Like many of the best movies I know, it is difficult to characterize Nebraska in few words. The film is funny, but you couldn’t really call it a comedy, and tragic, but not really a tragedy. Woody’s stubborn drive to claim his prize, in all its delusion, becomes not only in some sense endearing, but vital. It seems as though he derives more satisfaction from the thought of winning than he would have from the money itself, and certainly more from the pursuit than he had had in a very long time. The viewer wants to see him finish the trip, in spite of various self-inflicted complications along the way, but at the same time you dread the inevitable outcome.

Much of the film takes place in the little town of Hawthorne, Nebraska, where Woody grew up and where David has decided to stop to spend the weekend. The movie really captures small town sentiments and mannerisms here, to such an extent of authenticity that if you put some mountains in the distance, I would have felt like I was back home in Idaho while I was watching. The small town culture is frequently played to comedic effect, but never in an unrealistic way. And even more frequently, the town builds up a wistful longing for the past with the same economy as in the opening scene. Through it we come to understand Woody’s devotion to claiming the prize a little bit more.

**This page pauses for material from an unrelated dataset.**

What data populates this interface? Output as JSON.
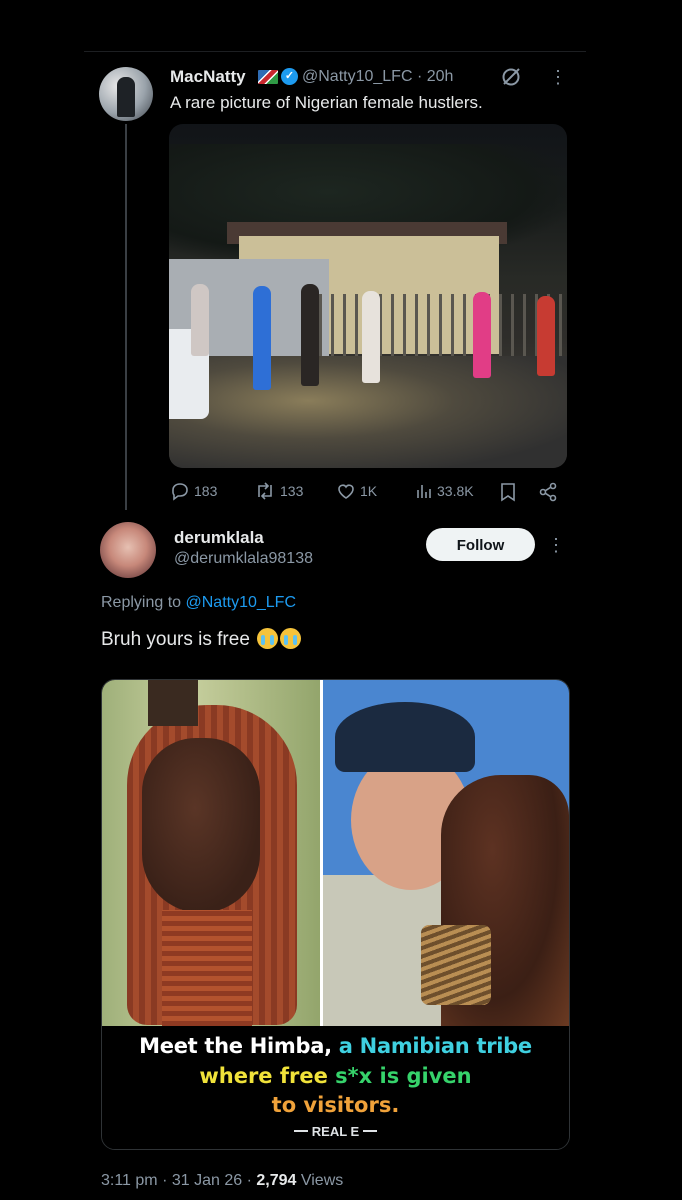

I can’t really call a review of Nebraska complete without mentioning the fact that it is black and white. The deliberate choice to produce a movie without color is obviously unusual these days, and one has to ask why. I’ve seen other movies produced in black and white well after the advent of color, including The Artist and Good Night and Good Luck. But those films were generally set in the time periods of black and white film, and the lack of color in the movie enforces the setting. But Nebraska is firmly grounded in the present day, at least in literal terms. David’s Subaru Outback in the film is newer than my own. The black and white, then, serves a different purpose. Much of the film deals with contemplations of Woody’s past and the past of the little town of Hawthorne, and the black and white in the movie becomes something like an homage to times gone by. The score adds to this effect, sounding novel but having a folksy and solemn style that fits perfectly into the empty streets and country roads.

In the end, the film speaks a little on various themes, including greed, delusion, dedication, aging, and estrangement, but it never pretends to have all of the answers. Instead, it leaves pretty much all conclusions liberally to interpretation, and that fact is appealing on its own. By that observation, Nebraska is regional art at its finest, and it is wonderful to watch.

tl;dr: Nebraska has the unique accomplishment of making you feel nostalgic for a life you never had or saw.